Sintiéndose un poco ridículo por haber reaccionado tan intensamente ante una amenaza que era puramente imaginaria, Jondalar sostuvo con menos fuerza la lanza y el lanzavenablos, pero no los abandonó.

—Pensé que podría haber sido un oso —dijo—. Sobre todo porque estamos en un bosque muy espeso.

—Algunos árboles siempre crecen cerca de los ríos, pero no he visto árboles como éstos desde que abandoné el clan. ¿No es extraño que los hallemos aquí?

—No es normal. Este lugar me recuerda el país de los sharamudoi, pero eso está más al sur, incluso al sur de esas montañas que vemos hacia el oeste, y cerca de Donau, el Río de la Gran Madre.
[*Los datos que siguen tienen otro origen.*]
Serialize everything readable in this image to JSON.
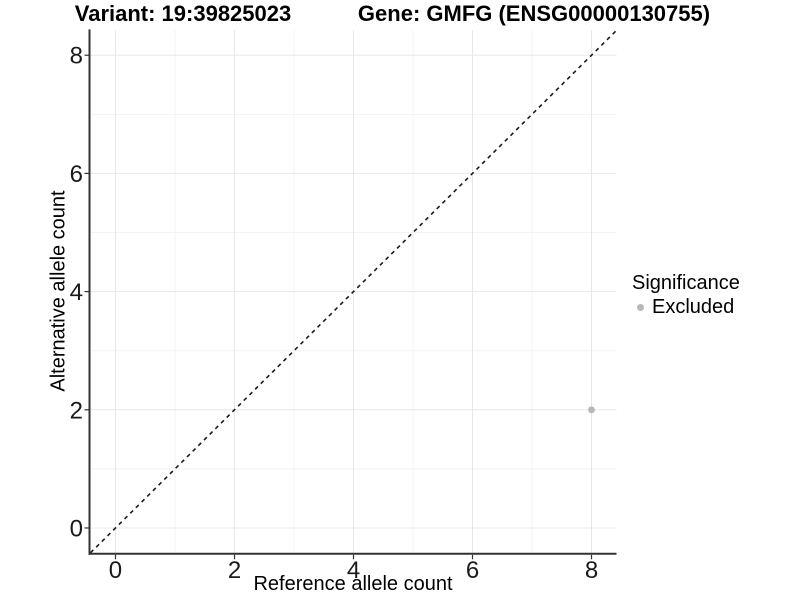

De pronto, Ayla se detuvo en el sitio en que estaba. Con un gesto dirigido a Jondalar, señaló en silencio. Al principio, él no vio lo que había atraído la atención de la joven, y después percibió el tenue movimiento de un pelaje rojo zorruno y divisó la cornamenta de tres puntas de un corzo. La conmoción y el olor del Lobo habían determinado que el pequeño y cauteloso animal se paralizara. Había permanecido en el mismo lugar, sin moverse, oculto entre los arbustos, esperando para ver si había algo que temer del depredador. Pero ahora que el cazador cuadrúpedo se había alejado, el corzo había comenzado a avanzar cautelosamente. Jondalar continuaba sosteniendo con la mano derecha la lanza y el lanzavenablos. Lo alzó lentamente, y después de apuntar, dirigió la lanza al cuello del animal. El peligro que el corzo intuía había llegado de un ángulo inesperado. La lanza arrojada con fuerza dio en el blanco. Incluso al sentir el arma, el corzo intentó alejarse a saltos, dio algunos brincos y, por fin, se desplomó.

La fuga de la ardilla y el fracaso de la marta pronto quedaron olvidados. Jondalar salvó en pocos pasos la distancia que le separaba del corzo, y Ayla le acompañó. Mientras Ayla le volvía la cabeza, Jondalar se arrodilló al lado del animal que aún se debatía y le cortó el cuello con su afilada hoja para rematarlo deprisa y dejarle sangrar. Después, se incorporó.

—Corzo, cuando tu espíritu retorne a la Gran Madre Tierra, agradécele habernos dado uno de tu especie, de modo que podamos comer —dijo Jondalar en voz baja.

Ayla, que estaba de pie junto al hombre, asintió, y luego se preparó para ayudarle a desollar y descuartizar la cena.